Я мог бы вернуться и посмотреть, что там с Радецким, но как-то мне не хотелось, было холодно, перед рассветом всегда холодает. Когда я утром услышу, чем дело кончилось, то смогу хотя бы в некоторой степени выглядеть действительно удивленным.
Как только мог тихо я прокрался в хибару. Пересчитал спящих, все были на месте. Вот так номер, герцогиня и ее любовник оказались проворнее меня. Я сразу лег, но заснуть
Тогда в десятке шагов от меня стояли три иезуита. Они внимательно следили за всем, что происходит. На шее у каждого, естественно, висело по огромному распятию. В один прекрасный день, когда веры останется совсем немного, благодаря мне кресты станут еще больше. Их начнут изготовлять в натуральную величину, а она не малая, если память меня не обманывает.
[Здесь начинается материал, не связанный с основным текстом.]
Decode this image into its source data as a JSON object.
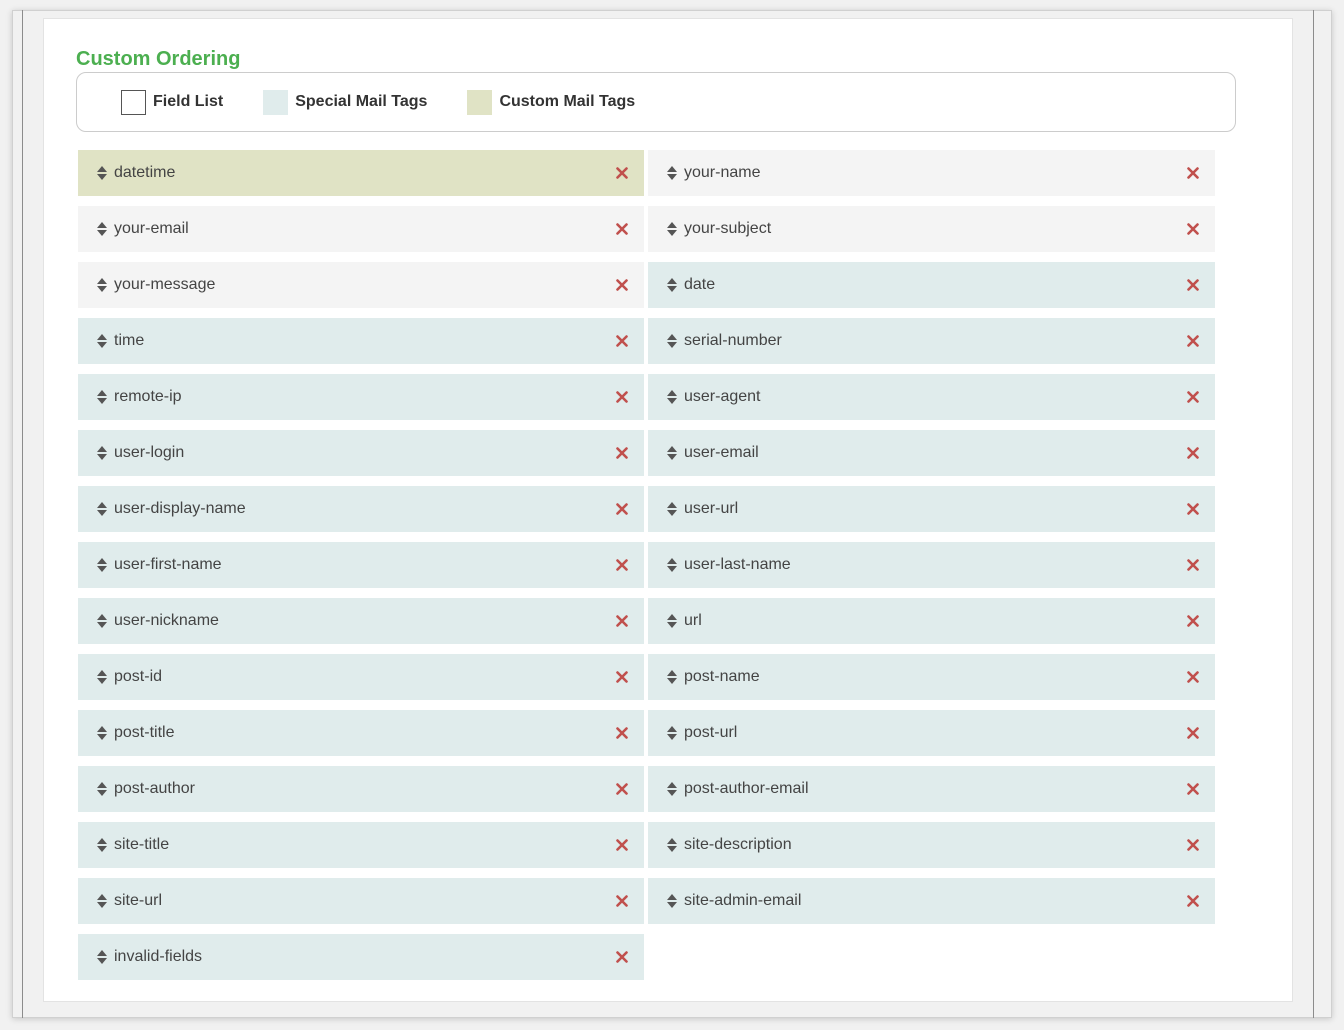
{
  "section": {
    "title": "Custom Ordering"
  },
  "legend": [
    {
      "label": "Field List",
      "kind": "field"
    },
    {
      "label": "Special Mail Tags",
      "kind": "special"
    },
    {
      "label": "Custom Mail Tags",
      "kind": "custom"
    }
  ],
  "colors": {
    "title_green": "#4caf50",
    "field_bg": "#f4f4f4",
    "special_bg": "#e0ecec",
    "custom_bg": "#e0e3c5",
    "remove_red": "#c0504d"
  },
  "icons": {
    "drag": "sort-icon",
    "remove": "remove-x-icon"
  },
  "tags": [
    {
      "label": "datetime",
      "kind": "custom"
    },
    {
      "label": "your-name",
      "kind": "field"
    },
    {
      "label": "your-email",
      "kind": "field"
    },
    {
      "label": "your-subject",
      "kind": "field"
    },
    {
      "label": "your-message",
      "kind": "field"
    },
    {
      "label": "date",
      "kind": "special"
    },
    {
      "label": "time",
      "kind": "special"
    },
    {
      "label": "serial-number",
      "kind": "special"
    },
    {
      "label": "remote-ip",
      "kind": "special"
    },
    {
      "label": "user-agent",
      "kind": "special"
    },
    {
      "label": "user-login",
      "kind": "special"
    },
    {
      "label": "user-email",
      "kind": "special"
    },
    {
      "label": "user-display-name",
      "kind": "special"
    },
    {
      "label": "user-url",
      "kind": "special"
    },
    {
      "label": "user-first-name",
      "kind": "special"
    },
    {
      "label": "user-last-name",
      "kind": "special"
    },
    {
      "label": "user-nickname",
      "kind": "special"
    },
    {
      "label": "url",
      "kind": "special"
    },
    {
      "label": "post-id",
      "kind": "special"
    },
    {
      "label": "post-name",
      "kind": "special"
    },
    {
      "label": "post-title",
      "kind": "special"
    },
    {
      "label": "post-url",
      "kind": "special"
    },
    {
      "label": "post-author",
      "kind": "special"
    },
    {
      "label": "post-author-email",
      "kind": "special"
    },
    {
      "label": "site-title",
      "kind": "special"
    },
    {
      "label": "site-description",
      "kind": "special"
    },
    {
      "label": "site-url",
      "kind": "special"
    },
    {
      "label": "site-admin-email",
      "kind": "special"
    },
    {
      "label": "invalid-fields",
      "kind": "special"
    }
  ]
}
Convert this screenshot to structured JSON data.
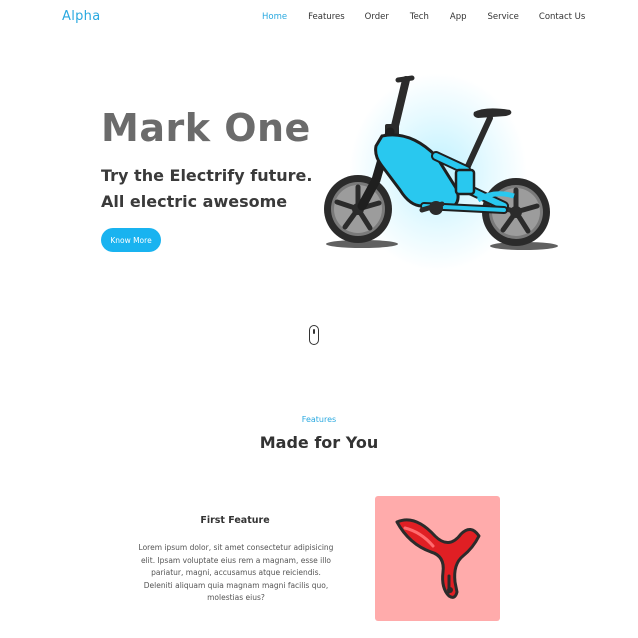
{
  "nav": {
    "brand": "Alpha",
    "items": [
      {
        "label": "Home",
        "active": true
      },
      {
        "label": "Features",
        "active": false
      },
      {
        "label": "Order",
        "active": false
      },
      {
        "label": "Tech",
        "active": false
      },
      {
        "label": "App",
        "active": false
      },
      {
        "label": "Service",
        "active": false
      },
      {
        "label": "Contact Us",
        "active": false
      }
    ]
  },
  "hero": {
    "title": "Mark One",
    "subtitle_line1": "Try the Electrify future.",
    "subtitle_line2": "All electric awesome",
    "cta_label": "Know More",
    "image_icon": "electric-bike"
  },
  "scroll_indicator": {
    "icon": "mouse-scroll-icon"
  },
  "features": {
    "kicker": "Features",
    "title": "Made for You",
    "first": {
      "title": "First Feature",
      "text": "Lorem ipsum dolor, sit amet consectetur adipisicing elit. Ipsam voluptate eius rem a magnam, esse illo pariatur, magni, accusamus atque reiciendis. Deleniti aliquam quia magnam magni facilis quo, molestias eius?",
      "image_icon": "bike-frame"
    }
  },
  "colors": {
    "accent": "#2aa9e0",
    "button": "#19b3f0",
    "bike_frame": "#29c8ef",
    "card_bg": "#ffabab",
    "part_red": "#e01f24"
  }
}
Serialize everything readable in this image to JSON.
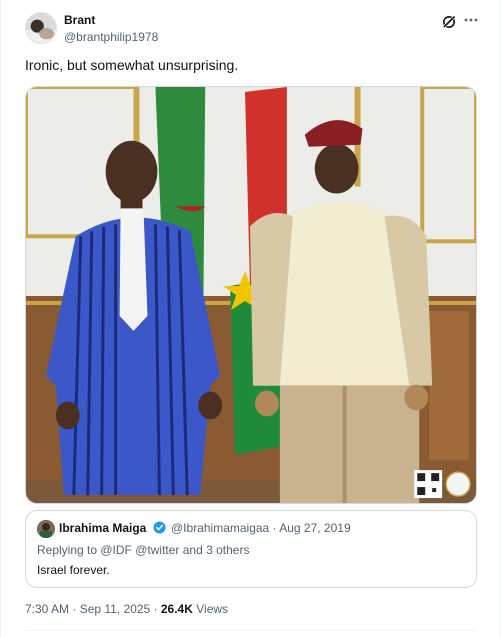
{
  "author": {
    "display_name": "Brant",
    "handle": "@brantphilip1978"
  },
  "tweet": {
    "text": "Ironic, but somewhat unsurprising."
  },
  "quoted_tweet": {
    "display_name": "Ibrahima Maiga",
    "handle_and_date": "@Ibrahimamaigaa · Aug 27, 2019",
    "replying_to": "Replying to @IDF @twitter and 3 others",
    "text": "Israel forever."
  },
  "footer": {
    "timestamp": "7:30 AM · Sep 11, 2025 ·",
    "views_count": "26.4K",
    "views_label": "Views"
  },
  "icons": {
    "grok": "grok-icon",
    "more": "more-icon",
    "verified": "verified-badge-icon"
  },
  "colors": {
    "text_primary": "#0f1419",
    "text_secondary": "#536471",
    "border": "#cfd9de",
    "verified_blue": "#1d9bf0"
  }
}
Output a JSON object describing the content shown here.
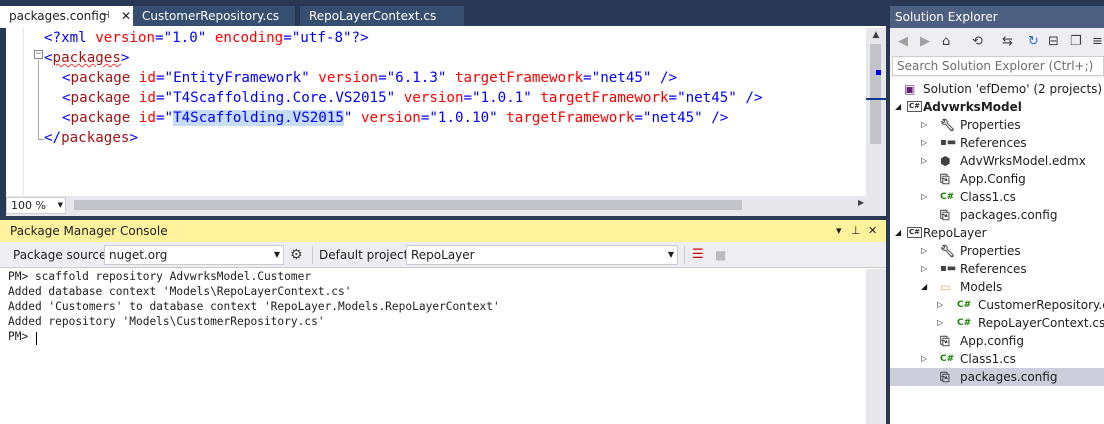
{
  "editor": {
    "tabs": [
      {
        "label": "packages.config"
      },
      {
        "label": "CustomerRepository.cs"
      },
      {
        "label": "RepoLayerContext.cs"
      }
    ],
    "zoom": "100 %",
    "code": {
      "l1": {
        "a": "<?xml ",
        "b": "version",
        "c": "=",
        "d": "\"1.0\"",
        "e": " ",
        "f": "encoding",
        "g": "=",
        "h": "\"utf-8\"",
        "i": "?>"
      },
      "l2": {
        "a": "<",
        "b": "packages",
        "c": ">"
      },
      "l3": {
        "a": "<",
        "b": "package",
        "c": " ",
        "d": "id",
        "e": "=",
        "f": "\"EntityFramework\"",
        "g": " ",
        "h": "version",
        "i": "=",
        "j": "\"6.1.3\"",
        "k": " ",
        "l": "targetFramework",
        "m": "=",
        "n": "\"net45\"",
        "o": " />"
      },
      "l4": {
        "a": "<",
        "b": "package",
        "c": " ",
        "d": "id",
        "e": "=",
        "f": "\"T4Scaffolding.Core.VS2015\"",
        "g": " ",
        "h": "version",
        "i": "=",
        "j": "\"1.0.1\"",
        "k": " ",
        "l": "targetFramework",
        "m": "=",
        "n": "\"net45\"",
        "o": " />"
      },
      "l5": {
        "a": "<",
        "b": "package",
        "c": " ",
        "d": "id",
        "e": "=",
        "f1": "\"",
        "f2": "T4Scaffolding.VS2015",
        "f3": "\"",
        "g": " ",
        "h": "version",
        "i": "=",
        "j": "\"1.0.10\"",
        "k": " ",
        "l": "targetFramework",
        "m": "=",
        "n": "\"net45\"",
        "o": " />"
      },
      "l6": {
        "a": "</",
        "b": "packages",
        "c": ">"
      }
    }
  },
  "pmc": {
    "title": "Package Manager Console",
    "source_label": "Package source:",
    "source_value": "nuget.org",
    "project_label": "Default project:",
    "project_value": "RepoLayer",
    "lines": [
      "PM> scaffold repository AdvwrksModel.Customer",
      "Added database context 'Models\\RepoLayerContext.cs'",
      "Added 'Customers' to database context 'RepoLayer.Models.RepoLayerContext'",
      "Added repository 'Models\\CustomerRepository.cs'",
      "PM> "
    ]
  },
  "solution_explorer": {
    "title": "Solution Explorer",
    "search_placeholder": "Search Solution Explorer (Ctrl+;)",
    "nodes": [
      "Solution 'efDemo' (2 projects)",
      "AdvwrksModel",
      "Properties",
      "References",
      "AdvWrksModel.edmx",
      "App.Config",
      "Class1.cs",
      "packages.config",
      "RepoLayer",
      "Properties",
      "References",
      "Models",
      "CustomerRepository.cs",
      "RepoLayerContext.cs",
      "App.config",
      "Class1.cs",
      "packages.config"
    ],
    "project_icon_text": "C#",
    "cs_icon_text": "C#"
  },
  "colors": {
    "chrome": "#293955",
    "pmc_title_bg": "#fff29d",
    "selection": "#cccedb",
    "xml_blue": "#0000ff",
    "xml_red": "#ff0000",
    "xml_brown": "#a31515"
  },
  "icons": [
    "pin-icon",
    "close-icon",
    "back-icon",
    "forward-icon",
    "home-icon",
    "history-icon",
    "sync-icon",
    "refresh-icon",
    "collapse-icon",
    "copy-icon",
    "properties-icon",
    "settings-icon",
    "clear-icon",
    "stop-icon",
    "dropdown-icon",
    "maximize-icon"
  ]
}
Солнце светило мне прямо в глаза, когда я смотрел в сторону трех крестов. Мне не удалось подойти ближе к вершине Голгофы, распятых охраняла целая сотня. И приходилось все время смотреть вверх, а там солнце нисана сияло так ярко, будто это совсем другой иудейский месяц, я забыл их названия. Казалось, что кресты с распятыми горят. Я часто отводил взгляд в сторону, на окружающих. Вокруг меня толпился народ, были среди них и высокие, должно быть, из других провинций. Как раз иудеи почти ничего и не видели. Мне приходилось то и дело приподниматься на цыпочки. Порядком надоело все это, но я должен был быть там. Чтобы, если окажется возможным, сохранить его, спасти, продлить его страдания. Потому что был шанс, что Понтий Пилат изменит решение, помилует его, прикажет снять с креста. Чтобы он не умер и не воскрес. Правда, прокуратор дважды отказался меня принять. Я не прошел даже через первых часовых. Я стал пробираться через толпу. Я знал, что Магдалина там, вероятно, где-то совсем близко. И действительно, она была там.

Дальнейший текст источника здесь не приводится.